Another experience from Steven proves this. While organizing books, he thought "this will take 3 months," but his friend Otto said "3 hours is enough." Otto knew how to actively leverage flow through his library experience, and he actually finished all the work in 4 hours.
"When work is perceived as doable, dopamine increases in the brain and focus is maximized. Time feels like it flows much faster."
4. Flow Blocks: Step-by-Step Practice for Time Compression
The author outlines a specific 5-step method for executing flow blocks:
Step 1: Prepare
- Secure at least 30 minutes, ideally 3 hours. You need 15 minutes of adjustment time, and creative breakthroughs don't come until at least 1 hour in.
- Break goals down very clearly. For example, not "write a report" but "open Q3 data Excel, create revenue chart, write summary" — break it into specific actions.
- Balance challenge and ability. If it feels too hard, you'll give up; too easy, and focus drifts. Adjust difficulty based on your condition.
- Eliminate all distractions: "Turn off your phone, put it in another room, open only one tab, notifications OFF, use apps like Freedom or Self Control, tell people around you not to disturb."
- Set a timer: Having a timer increases focus and decision speed.
Step 2: Struggle and Release
- The first 15 minutes will inevitably be uncomfortable with strong resistance. (Stress hormones like cortisol and norepinephrine rise.)
- If you push through this phase, you gradually enter flow, with dopamine, serotonin, endorphins, and anandamide being released.
- Low-intensity physical activity can reduce the initial pain. "Aristotle lectured while walking, Beethoven composed during walks, Steve Jobs held walking meetings, treadmill desks..."
- Use caffeine: It helps sustain focus, while also reducing self-critical thinking (default mode).
Step 3: Intensify
- Use music: If desired, upbeat music → energy boost; slow music → meditative immersion. Choose based on the nature of your work.
- Music also reduces self-consciousness, a major barrier to flow.
Step 4: Sustain
- Remember that the first dip in concentration is not "depletion." Your brain is simply measuring "is this worth continuing?" — push through just 5 more minutes and you'll often enter deeper flow.
- If you need a break, do it in a boring way. (Stare at a wall, breathe — absolutely no phone!) Digital devices are "dopamine bombs" that break and reset flow.
- Many people immediately check their phone when focus wavers, and that's the number one killer.
- With consistent practice, your flow endurance strengthens.
"My writing partner was able to extend sessions from 90 minutes to 11-hour flow sessions."
Step 5: Recover
- After the timer ends, make sure to have a boring break and focus on post-flow recovery. (Sauna, watching the sunset, deep sleep, etc.)
- During flow states, the brain uses advanced neurochemicals, so sufficient recovery is essential.
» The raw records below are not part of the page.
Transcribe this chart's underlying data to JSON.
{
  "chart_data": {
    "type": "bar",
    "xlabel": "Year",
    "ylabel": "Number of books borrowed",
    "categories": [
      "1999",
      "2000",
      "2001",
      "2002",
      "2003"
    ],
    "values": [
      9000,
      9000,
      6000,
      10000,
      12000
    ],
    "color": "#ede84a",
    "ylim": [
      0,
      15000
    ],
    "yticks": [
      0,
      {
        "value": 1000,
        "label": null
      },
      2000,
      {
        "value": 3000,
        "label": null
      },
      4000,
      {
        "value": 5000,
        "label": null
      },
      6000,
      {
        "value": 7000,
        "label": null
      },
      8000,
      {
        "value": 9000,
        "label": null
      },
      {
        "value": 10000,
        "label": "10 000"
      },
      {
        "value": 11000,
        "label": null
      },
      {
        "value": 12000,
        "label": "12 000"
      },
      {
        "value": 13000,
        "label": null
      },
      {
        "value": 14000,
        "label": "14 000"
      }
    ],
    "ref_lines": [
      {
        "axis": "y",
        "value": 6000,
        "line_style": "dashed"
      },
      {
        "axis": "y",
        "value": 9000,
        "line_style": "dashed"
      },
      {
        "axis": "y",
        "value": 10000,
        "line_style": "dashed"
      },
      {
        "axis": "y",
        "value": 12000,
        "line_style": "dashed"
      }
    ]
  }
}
5. Practical Tips for Optimal Time Compression and Real-World Challenges
Here are the author's practical tips:
- Design your entire workday as a single flow block: Open all files the evening before, write your task list, and in the morning, enter flow immediately. No morning decisions, no meals, no conversation, no multitasking.
- Every task switch costs 23 minutes of focus loss, the author emphasizes.
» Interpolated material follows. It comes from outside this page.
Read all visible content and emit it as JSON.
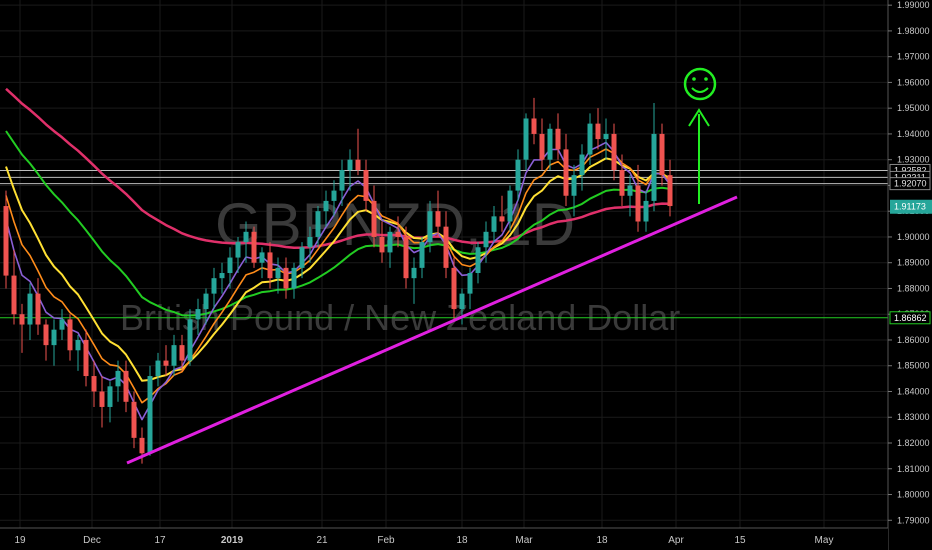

- Try compressing by 90% the tasks you usually "procrastinate on because they seem like they'll take too long."
- Once you experience this kind of time compression even once, your entire relationship with deadlines and time will fundamentally change.
"If it's not the baseless timeline you've set for yourself, your potential is far greater."
In Closing
Through an unforgettable achievement on a plane, the author proves how baseless our beliefs about time really are — nothing more than self-suggestion — and that by creating flow states ourselves, we can break through time barriers to any extent. The most important thing is destroying fixed beliefs and structuring focus. Not the fear of "how long it will take," but experiencing your true potential. Challenge the self-suggestion that "this takes a long time." Peak immersion and peak results begin the moment you redefine time.